I was looking around the edges of this blog last weekend, briefly, and remembered I had a page for side projects. It was more something I pulled together a couple of years ago when I was doing a few small hacks and wanted to have a simple front door to them. (There’s plenty of other side projects that weren’t listed on there, like Cod Almighty.)

Looking at the page had me asking “Do I do hacks like those any more?” They were more self-contained hacks. An idea, a concept that involved a bit of mashing. They never really looked that great, they were all slapped together with time restraints (lunch breaks and train trips seemed to feature regularly), and weren’t meant to be that stable, with all sort of fragilities in their set-up. But they served a purpose: Get an idea across. And I learnt something. Sometimes I learnt that the idea isn’t going to work. But I hadn’t wasted much time.

These days do I still do little hacks? Sort of, for work prototypes. Usually those hacks are just small bits to help a wider “fake it”. Can’t get access to the data from an API? Fake it by running it off a static JSON file. That sort of stuff. Not usually a neat self-contained small idea though.

Anyway, over a coffee this morning I logged onto the work Slack to grab something. The wider uptake of Slack over the past six months has been cheering. As a team we are spread all over the country and spread over a variety of programmes, services, and products, Slack just works for us getting on and doing stuff.

As I logged on in the general channel was a glut of new people.

We have some light rules for the work Slack. One of them is if you’re on there give your name, let us know in your profile where you usually work from and what you are working on, and upload a picture of you.

A slew of people with no pictures!
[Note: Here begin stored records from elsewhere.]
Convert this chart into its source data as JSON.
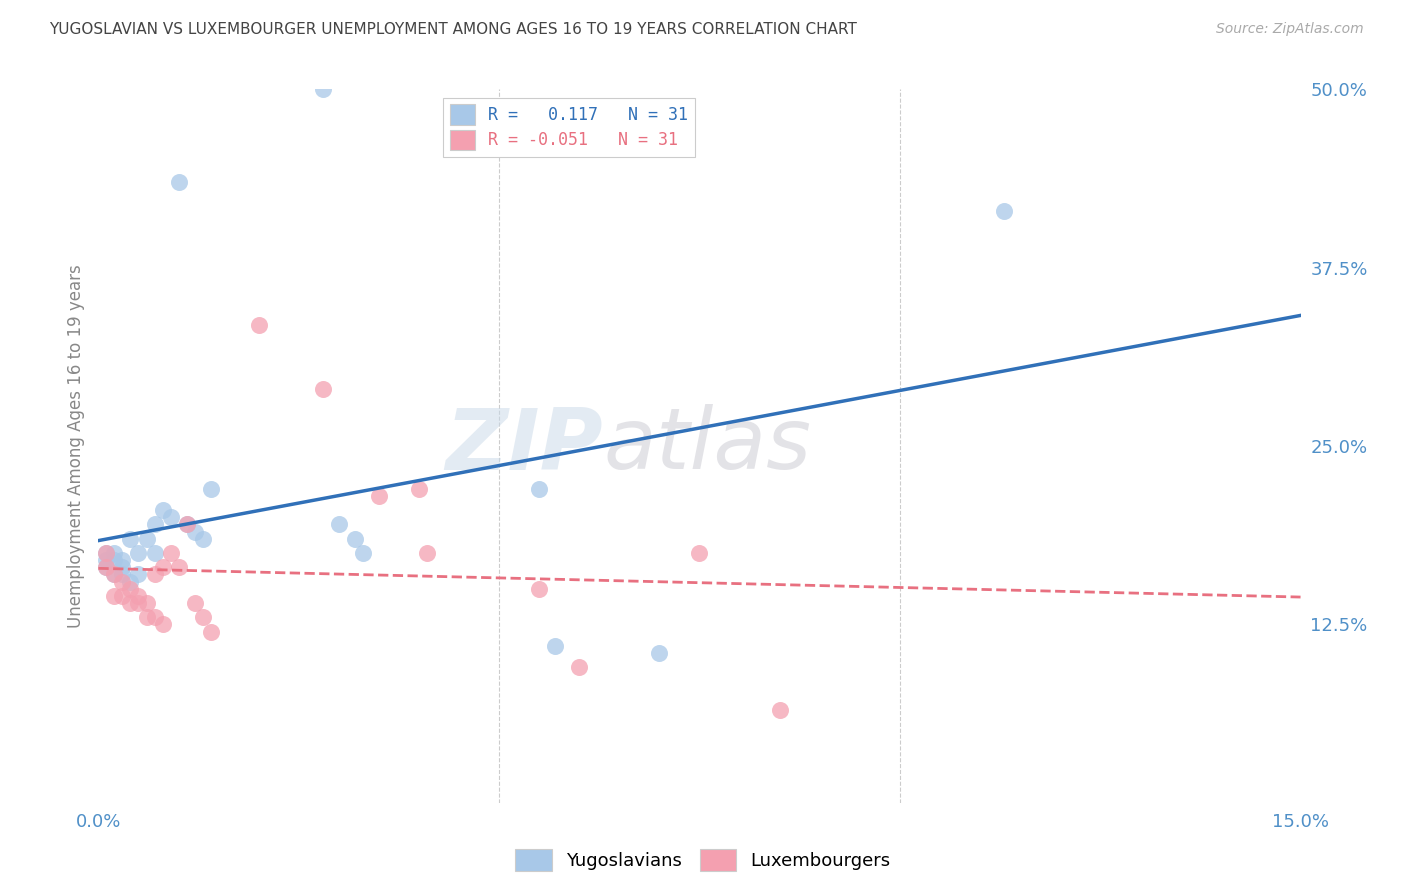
{
  "title": "YUGOSLAVIAN VS LUXEMBOURGER UNEMPLOYMENT AMONG AGES 16 TO 19 YEARS CORRELATION CHART",
  "source": "Source: ZipAtlas.com",
  "ylabel": "Unemployment Among Ages 16 to 19 years",
  "xlim": [
    0.0,
    0.15
  ],
  "ylim": [
    0.0,
    0.5
  ],
  "watermark_zip": "ZIP",
  "watermark_atlas": "atlas",
  "legend_r_blue": "0.117",
  "legend_r_pink": "-0.051",
  "legend_n": "31",
  "blue_color": "#a8c8e8",
  "pink_color": "#f4a0b0",
  "blue_line_color": "#3070b8",
  "pink_line_color": "#e87080",
  "grid_color": "#cccccc",
  "axis_label_color": "#5090c8",
  "ylabel_color": "#888888",
  "title_color": "#444444",
  "source_color": "#aaaaaa",
  "yugoslavian_x": [
    0.001,
    0.001,
    0.001,
    0.002,
    0.002,
    0.002,
    0.003,
    0.003,
    0.003,
    0.004,
    0.004,
    0.005,
    0.005,
    0.006,
    0.007,
    0.007,
    0.008,
    0.009,
    0.01,
    0.011,
    0.012,
    0.013,
    0.014,
    0.03,
    0.032,
    0.033,
    0.055,
    0.057,
    0.07,
    0.113,
    0.028
  ],
  "yugoslavian_y": [
    0.175,
    0.17,
    0.165,
    0.17,
    0.16,
    0.175,
    0.165,
    0.16,
    0.17,
    0.155,
    0.185,
    0.16,
    0.175,
    0.185,
    0.175,
    0.195,
    0.205,
    0.2,
    0.435,
    0.195,
    0.19,
    0.185,
    0.22,
    0.195,
    0.185,
    0.175,
    0.22,
    0.11,
    0.105,
    0.415,
    0.5
  ],
  "luxembourger_x": [
    0.001,
    0.001,
    0.002,
    0.002,
    0.003,
    0.003,
    0.004,
    0.004,
    0.005,
    0.005,
    0.006,
    0.006,
    0.007,
    0.007,
    0.008,
    0.008,
    0.009,
    0.01,
    0.011,
    0.012,
    0.013,
    0.014,
    0.02,
    0.028,
    0.035,
    0.04,
    0.041,
    0.055,
    0.06,
    0.075,
    0.085
  ],
  "luxembourger_y": [
    0.165,
    0.175,
    0.16,
    0.145,
    0.145,
    0.155,
    0.14,
    0.15,
    0.14,
    0.145,
    0.13,
    0.14,
    0.13,
    0.16,
    0.125,
    0.165,
    0.175,
    0.165,
    0.195,
    0.14,
    0.13,
    0.12,
    0.335,
    0.29,
    0.215,
    0.22,
    0.175,
    0.15,
    0.095,
    0.175,
    0.065
  ]
}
No descriptions! And they’re just not saying hi to us! Who are these people?! I sometimes say that its our job to humanise technology. Slack is a great conduit, and the contribution its users put in helps others reading and talking take out.

“Don’t be a stranger,” as the saying goes.

Over this coffee I was wondering when people join, how do they know they need to provide these things? I thought Slack would have a built in welcome message for newcomers we could update. But a quick look through the Slack admin didn’t show anything obvious. A Google search didn’t find anything either.

I remembered 18F’s on boardng Slackbot. I’ve done some small Slackbots before. So, over that coffee I hacked together a little Slackbot in Python, a quick bit of writing for an intro message, and stuck it on Heroku after a swift bit of set up in Slack’s admin. Oh, and a quick bit of Photoshop for the Slackbot’s avatar.

Now, when someone joins the Slack at work they get a message from a Slackbot called Nye Bot (because the NHS, ain’t we. Nye Bevan).

It’s small, it’s simple. It does just one thing: Says that message above. Nothing more. You cannot talk to it.

For the time being we can sate the need of just knowing who has joined us on Slack. And I’d quickly started and finished something, and something useful. Sometimes you design and make something useful just like that [clicks fingers]. (Enabled by existing services like Slack, Heroku and APIs in this case, of course.)

And finishing something useful is one of the most satisfying feelings.

It’s something we can build on – or replace. I’ve not spent much time on it, half an hour, tops. If we come up with something ‘better’ we’ll move onto that. (And I hope we do.)

By the time the hack was working there was about a third of my mug of coffee left. It was cold. I don’t like cold coffee. Ah well.